Competitive Landscape and Pricing Pressure
Tesla faces significant pricing challenges against Chinese competitors in Chile. The Model 3 starts at approximately $39.9 million Chilean pesos ($42,000 USD), while BYD’s entry-level models undercut this by thousands of dollars. BYD’s premium Seal sedan, marketed as a “Tesla killer,” has struggled in Chile due to pricing nearly $16,000 above the base Model 3 and low ground clearance unsuitable for the country’s speed bumps and curb parking.
The competitive dynamics in South America mirror broader global trends. Tesla’s U.S. market share dropped from 51% to 44% in Q1 2025 as GM and Ford gained ground. In Europe, Tesla sales plunged 36% in Spain while Chinese brands like BYD and MG saw triple-digit growth.
China’s dominance extends across Latin America. In 2024, Chinese automakers sold $8.56 billion worth of vehicles in the region, accounting for roughly 20% of the car market, up from just $2.2 billion in 2019. This expansion has reshaped perceptions about Chinese vehicle quality and technology throughout Latin America.
EVXL’s Take
Tesla’s second Chilean store signals continued commitment to South America, but the numbers tell a sobering story. While Tesla opened two retail locations over 21 months, BYD has been operating in Chile since 2016 and now moves more metal than anyone else in the region’s EV space. The Chinese competitor’s strategy of starting with electric buses created brand awareness and charging infrastructure that now supports its passenger vehicle expansion.
This pattern should sound familiar to EVXL readers. We’ve covered Tesla’s struggles against Chinese manufacturers in multiple markets, from Li Auto and XPeng crushing Tesla in China with 50% sales growth to BYD and MG capturing budget-conscious buyers across Europe. Tesla’s response has been aggressive international expansion, opening showrooms in India and Saudi Arabia this year, but expansion alone doesn’t solve the core competitive challenge.

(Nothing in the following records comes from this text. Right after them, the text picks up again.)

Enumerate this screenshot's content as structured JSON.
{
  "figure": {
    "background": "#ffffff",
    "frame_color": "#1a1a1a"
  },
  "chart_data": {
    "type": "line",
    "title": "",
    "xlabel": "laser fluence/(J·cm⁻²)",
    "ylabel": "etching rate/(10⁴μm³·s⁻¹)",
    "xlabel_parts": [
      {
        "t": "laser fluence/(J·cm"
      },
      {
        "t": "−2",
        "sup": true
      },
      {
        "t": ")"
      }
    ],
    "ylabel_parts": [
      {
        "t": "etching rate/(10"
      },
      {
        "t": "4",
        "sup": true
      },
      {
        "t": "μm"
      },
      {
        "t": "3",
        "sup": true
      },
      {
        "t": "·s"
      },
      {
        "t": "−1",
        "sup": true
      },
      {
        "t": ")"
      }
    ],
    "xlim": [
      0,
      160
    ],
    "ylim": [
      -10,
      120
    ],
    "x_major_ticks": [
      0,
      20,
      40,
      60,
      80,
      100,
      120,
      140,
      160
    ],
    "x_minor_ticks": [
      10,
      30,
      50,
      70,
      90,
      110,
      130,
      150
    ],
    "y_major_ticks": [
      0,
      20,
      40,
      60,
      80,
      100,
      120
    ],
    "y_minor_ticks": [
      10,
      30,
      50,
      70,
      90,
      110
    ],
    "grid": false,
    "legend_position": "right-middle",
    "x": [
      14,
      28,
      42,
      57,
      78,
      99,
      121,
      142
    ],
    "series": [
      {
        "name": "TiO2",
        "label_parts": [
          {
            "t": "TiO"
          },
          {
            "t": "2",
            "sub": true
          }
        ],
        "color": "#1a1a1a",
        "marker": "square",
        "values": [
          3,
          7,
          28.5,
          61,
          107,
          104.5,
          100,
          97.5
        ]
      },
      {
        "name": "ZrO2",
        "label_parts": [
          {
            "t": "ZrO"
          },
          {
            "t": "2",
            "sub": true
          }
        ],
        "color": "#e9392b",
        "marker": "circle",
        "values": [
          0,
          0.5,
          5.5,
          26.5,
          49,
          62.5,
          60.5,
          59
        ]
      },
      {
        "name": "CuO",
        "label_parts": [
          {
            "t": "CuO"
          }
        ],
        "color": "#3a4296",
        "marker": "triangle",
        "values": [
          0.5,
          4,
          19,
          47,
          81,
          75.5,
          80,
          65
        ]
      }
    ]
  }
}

The Supercharger network remains Tesla’s trump card. No competitor can match the reliability and coverage of Tesla’s charging infrastructure, and Chile’s unique geography plays to this strength. A 4,000 km country with concentrated urban wealth and clear highway corridors is almost perfectly designed for Tesla’s business model. If the company can execute on its promised 200 km Supercharger spacing within two years, it creates a moat that BYD can’t easily replicate.
But infrastructure alone won’t guarantee success. BYD pulled out of a $523 million lithium processing investment in Chile earlier this year due to falling lithium prices, showing even Chinese manufacturers face challenges in the region. However, BYD’s established presence with electric buses, lower-priced vehicles, and broader model lineup gives it significant advantages in a price-sensitive market.

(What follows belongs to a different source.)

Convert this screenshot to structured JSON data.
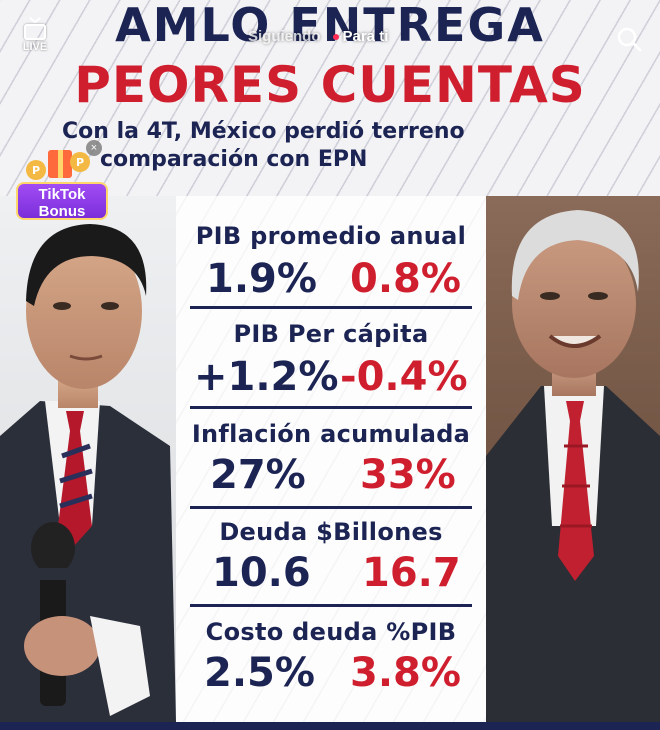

The bigger question is whether South America represents a meaningful growth opportunity or a distraction from Tesla’s core challenges. The entire Chilean auto market sells 300,000 vehicles annually—the same number Brazil sells monthly. If Tesla can’t hold market share in the U.S., Europe, and China, capturing a few thousand annual sales in Chile won’t move the needle. But if South America becomes the beachhead for learning how to compete against Chinese manufacturers in emerging markets, this second showroom might prove more strategic than it appears.